In the rush to integrate Artificial Intelligence (AI) into legal education, an inconvenient truth has remained largely unspoken: the AI revolution is being shaped by infrastructures, ideologies, and institutions far removed from the realities of most classrooms in the Global South. While much has been written about cheating and academic integrity in the age of ChatGPT, there has been far less scrutiny of the colonial logic embedded in the very tools that legal educators are being urged to adopt. The result is not merely a digital divide, but a growing epistemic rupture.
At first glance, the adoption of generative AI in legal education appears to promise democratisation. AI tools can summarise cases, generate citations, draft essays, and even simulate client interviews. But a sobering asymmetry lies under this surface. Most of these tools are developed and trained within an environment that has digital literacy, reliable internet access, and sustained investment in legal technology. These datasets are Anglocentric and are built upon the legal corpora that highlight epistemologies and procedural priorities of Euro-American legal cultures.
For law students and educators in Pakistan, Bangladesh, or Kenya, the matter goes beyond mere ease of use; it touches on intellectual autonomy. If an AI model developed using the jurisprudence of the United States or Britain begins shaping a law student’s analysis, which legal system is truly being learned, and whose authority is quietly being endorsed?
The interaction of the Global South with AI is influenced not only by economic limitations but also by systemic exclusion from conceptual developments. Legal education in these regions faces significant challenges, including outdated syllabi, insufficient teaching resources, and restricted access to legal databases and academic journals. The introduction of AI technologies, rather than bridging gaps, risks widening existing inequalities. Institutions lacking reliable infrastructure or the means to procure proprietary AI platforms are left at a disadvantage, thereby creating a divided legal pedagogy between those with advanced access and those without.
As the western‑built AI platforms become routine, they usher in a form of data colonialism. Local statutes seldom appear in their databases and, when included, are often marginalised. As a result, the advice these systems issue tends to treat Global South jurisdictions as peripheral rather than authoritative sources. This is not merely a matter of representation but one of interpretive authority. Law students trained on such systems risk internalising a worldview in which their own legal systems appear underdeveloped, incoherent, or in need of ‘improvement’ through foreign models.
The problem is compounded by the lack of regulatory scrutiny or critical pedagogy in how these tools are deployed.
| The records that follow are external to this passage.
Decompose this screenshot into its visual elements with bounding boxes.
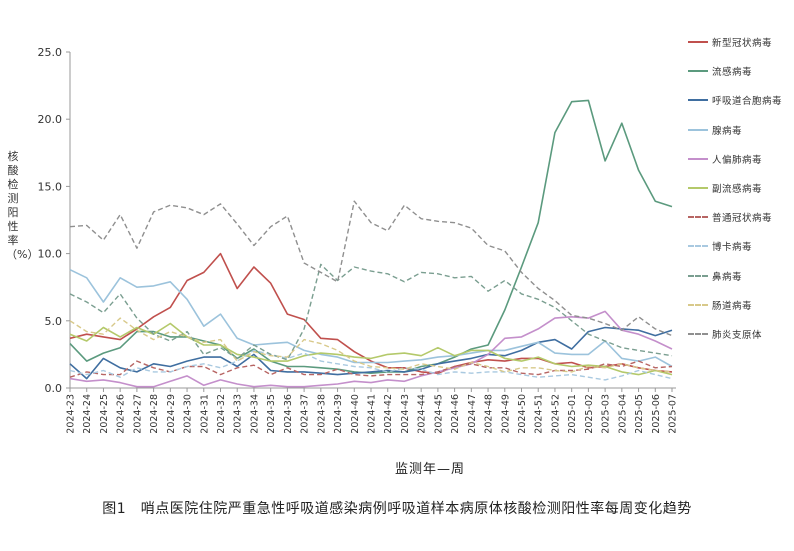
series-line-0: [69, 252, 673, 375]
x-tick-label: 2024-29: [166, 394, 177, 434]
x-tick-label: 2025-02: [584, 394, 595, 434]
legend-swatch: [688, 274, 708, 277]
legend-item-7: 博卡病毒: [688, 238, 752, 254]
legend-label: 普通冠状病毒: [712, 213, 773, 225]
x-tick-label: 2024-35: [266, 394, 277, 434]
figure-caption: 图1 哨点医院住院严重急性呼吸道感染病例呼吸道样本病原体核酸检测阳性率每周变化趋…: [102, 501, 692, 517]
x-tick-label: 2024-34: [249, 394, 260, 434]
series-line-1: [69, 99, 673, 375]
x-tick-label: 2024-48: [484, 394, 495, 434]
x-tick-label: 2024-43: [400, 394, 411, 434]
x-axis-label: 监测年—周: [394, 462, 465, 477]
x-tick-label: 2024-31: [199, 394, 210, 434]
x-tick-label: 2024-24: [82, 394, 93, 434]
x-tick-label: 2024-26: [116, 394, 127, 434]
x-tick-label: 2024-30: [183, 394, 194, 434]
x-tick-label: 2024-32: [216, 394, 227, 434]
legend-label: 呼吸道合胞病毒: [712, 96, 783, 108]
legend-swatch: [688, 303, 708, 306]
x-tick-label: 2024-41: [367, 394, 378, 434]
legend-swatch: [688, 41, 708, 43]
legend-swatch: [688, 245, 708, 248]
series-line-2: [69, 326, 673, 380]
x-tick-label: 2024-44: [417, 394, 428, 434]
x-axis-ticks: 2024-23 2024-24 2024-25 2024-26 2024-27 2024-…: [66, 388, 679, 434]
x-tick-label: 2025-05: [634, 394, 645, 434]
legend-swatch: [688, 99, 708, 102]
legend-label: 博卡病毒: [712, 242, 753, 254]
legend-item-2: 呼吸道合胞病毒: [688, 92, 782, 108]
x-tick-label: 2024-38: [316, 394, 327, 434]
x-tick-label: 2024-25: [99, 394, 110, 434]
legend-item-4: 人偏肺病毒: [688, 151, 762, 167]
x-tick-label: 2025-01: [567, 394, 578, 434]
series-line-5: [69, 322, 673, 376]
legend-item-1: 流感病毒: [688, 63, 752, 79]
x-tick-label: 2024-50: [517, 394, 528, 434]
legend-label: 人偏肺病毒: [712, 154, 763, 166]
x-tick-label: 2024-40: [350, 394, 361, 434]
x-tick-label: 2024-51: [534, 394, 545, 434]
legend-swatch: [688, 157, 708, 160]
y-tick-label: 20.0: [38, 113, 63, 126]
series-line-9: [69, 317, 673, 373]
x-tick-label: 2024-47: [467, 394, 478, 434]
y-tick-label: 0.0: [45, 382, 63, 395]
x-tick-label: 2024-28: [149, 394, 160, 434]
x-tick-label: 2024-23: [66, 394, 77, 434]
legend-item-0: 新型冠状病毒: [688, 34, 772, 50]
x-tick-label: 2024-39: [333, 394, 344, 434]
series-line-3: [69, 268, 673, 368]
x-tick-label: 2024-36: [283, 394, 294, 434]
legend-label: 腺病毒: [712, 125, 743, 137]
x-tick-label: 2025-07: [668, 394, 679, 434]
legend-item-10: 肺炎支原体: [688, 326, 762, 342]
legend-swatch: [688, 216, 708, 219]
legend-item-6: 普通冠状病毒: [688, 209, 772, 225]
series-line-10: [69, 200, 673, 337]
legend-label: 流感病毒: [712, 67, 753, 79]
y-tick-label: 5.0: [45, 315, 63, 328]
legend-item-8: 鼻病毒: [688, 268, 742, 284]
legend-label: 副流感病毒: [712, 184, 763, 195]
series-line-8: [69, 263, 673, 361]
legend-item-3: 腺病毒: [688, 122, 742, 138]
legend-swatch: [688, 70, 708, 73]
legend-item-9: 肠道病毒: [688, 297, 752, 313]
y-axis-label: 核酸检测阳性率（%）: [6, 150, 39, 261]
chart-axes: [69, 52, 676, 389]
x-tick-label: 2024-42: [383, 394, 394, 434]
legend-label: 肺炎支原体: [712, 330, 763, 341]
x-tick-label: 2025-03: [601, 394, 612, 434]
x-tick-label: 2025-04: [617, 394, 628, 434]
x-tick-label: 2024-27: [132, 394, 143, 434]
x-tick-label: 2024-37: [300, 394, 311, 434]
legend-label: 新型冠状病毒: [712, 38, 773, 49]
series-line-7: [69, 349, 673, 381]
y-tick-label: 10.0: [38, 248, 63, 261]
legend-label: 鼻病毒: [712, 271, 743, 283]
legend-swatch: [688, 128, 708, 131]
x-tick-label: 2024-52: [550, 394, 561, 434]
x-tick-label: 2024-45: [433, 394, 444, 434]
y-tick-label: 25.0: [38, 46, 63, 59]
series-line-4: [69, 310, 673, 388]
chart-series-lines: [69, 99, 673, 388]
x-tick-label: 2024-46: [450, 394, 461, 434]
legend-swatch: [688, 333, 708, 335]
legend-label: 肠道病毒: [712, 300, 753, 312]
x-tick-label: 2025-06: [651, 394, 662, 434]
legend-swatch: [688, 187, 708, 189]
y-axis-ticks: 0.0 5.0 10.0 15.0 20.0 25.0: [38, 46, 70, 395]
x-tick-label: 2024-49: [500, 394, 511, 434]
y-tick-label: 15.0: [38, 180, 63, 193]
legend-item-5: 副流感病毒: [688, 180, 762, 196]
x-tick-label: 2024-33: [233, 394, 244, 434]
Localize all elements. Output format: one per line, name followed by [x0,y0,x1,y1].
In many law schools across the Global South, generative AI is introduced informally, often through student peer networks or administrative adoption of detection software. Rarely are students offered a critical lens to examine the assumptions underlying AI outputs or the biases encoded into the algorithms. There is no requirement to disclose the datasets on which these models were trained, nor is there any discussion about whether students are being asked to consent to their data being collected, stored, or processed by third parties.
Ethics, if addressed at all, is framed within narrow bounds: plagiarism detection, exam conduct, and academic integrity. What is omitted is a broader conversation about digital ethics in postcolonial contexts. There is little attention to the asymmetry of power that allows a handful of corporations and elite institutions to define the contours of legal intelligence. Nor is there adequate discussion on how to develop local AI tools that reflect the linguistic, doctrinal, and procedural specificities of Global South jurisdictions.
What would a decolonial AI pedagogy look like in legal education? First, it would involve resisting the passive importation of Euro-American platforms and advocating for open-source alternatives co-designed with local experts. Second, it would centre digital literacy not just as a technical skill, but as a critical practice: training students to ask who built a tool, whose interests it serves, and what epistemologies it reinforces. Third, it would treat law schools as sites of ethical resistance, capable of modelling alternative relationships to technology grounded in transparency, inclusivity, and local relevance.
UNESCO’s call for an ‘Ethics by Design’ approach to AI in education is an important starting point, but it must be adapted to the realities of postcolonial legal systems. Simply translating global frameworks into national policies will not suffice. What is needed is a pedagogy that emerges from the margins, not one that trickles down from the centre.
AI in legal education should not be an instrument of epistemic submission. Nor should it become another chapter in the long history of pedagogical dependency. The classroom must be reclaimed as a site where students can critically engage with AI, not merely consume it. Until legal education in the Global South reclaims its agency in this transformation, the promise of AI will remain hollow, its benefits accruing elsewhere, its risks disproportionately borne by those least equipped to navigate them.
The future of legal education cannot be built on borrowed code. It must be written, quite literally, in languages, contexts, and values that belong to those it seeks to serve.